Learn how to get the most out of your tax return with our guide to preparing expenses, understanding what tax deductions you can and can’t claim, and the benefits of voluntary super contributions.
Whether you do your own taxes or pay a professional, a little advance preparation can save you time and money in both the short and long term. Here’s three key steps to take before you embark on tax time:
1. Work out what you can and can’t claim
One of the easiest ways to boost your tax return is to take advantage of the tax deductions you can claim. To claim a work-related expense, it must directly relate to earning your income and you must have a record (like a receipt) to prove it.
The deductions you can claim on taxes might include travel costs (such as operating a work car), home office expenses, self-education expenses and tools or equipment. You might also be able to claim a deduction for gifts and donations, personal super contributions and investment income deductions.
One of the benefits of using a tax accountant vs a DIY tax return is being 100% confident you’re claiming everything you’re eligible for.
2. Create a record of all your expenses
Once you know what you can and can’t claim, it’s time to get organised for taxes. Ideally, you would have kept copies of your expenses throughout the year, but if not, this is the time to do it. You’ll need to locate records of all your expenses, including work-related expenses, charitable donations, self-education expenses, investment property expenses and any costs relating to last year’s tax return.

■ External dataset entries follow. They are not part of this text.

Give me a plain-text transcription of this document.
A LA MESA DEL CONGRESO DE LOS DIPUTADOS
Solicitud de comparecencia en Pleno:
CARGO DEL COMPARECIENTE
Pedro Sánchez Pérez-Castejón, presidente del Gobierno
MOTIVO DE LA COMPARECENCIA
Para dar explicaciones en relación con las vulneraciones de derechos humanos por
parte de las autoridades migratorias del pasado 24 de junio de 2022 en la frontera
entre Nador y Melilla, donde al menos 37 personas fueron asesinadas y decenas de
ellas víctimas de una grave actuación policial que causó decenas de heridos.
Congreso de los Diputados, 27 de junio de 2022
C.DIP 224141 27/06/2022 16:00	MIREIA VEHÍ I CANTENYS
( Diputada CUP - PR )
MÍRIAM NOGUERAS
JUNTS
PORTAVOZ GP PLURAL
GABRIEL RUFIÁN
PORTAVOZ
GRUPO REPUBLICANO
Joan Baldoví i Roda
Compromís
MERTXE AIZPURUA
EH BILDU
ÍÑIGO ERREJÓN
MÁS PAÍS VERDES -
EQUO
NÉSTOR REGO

You’ll also need a copy of last year’s tax return, private health insurance details, a list of all your income and records of any sales or purchases of any shares, business or property.
If you’re not using one already, an accounting system can make it easier to track all of the above, as well as deal with the legal requirements of running a business. We’re more than happy to help put this in place for you.
3. Consider making a voluntary super contribution
Making a personal super contribution before the end of the financial year will not only boost your retirement savings, it also comes with a tax deduction to sweeten the deal.
Any contribution you make must come out of your after-tax salary (for example, this could come from your savings, an inheritance or from the sale of property) and there’s currently a $25,000 annual “concessional contributions cap,” which also includes any income that your employer might have paid into your super.
Best of all, concessional contributions are taxed at 15%, which, for most people, will be lower than the tax rate you’ll pay on income.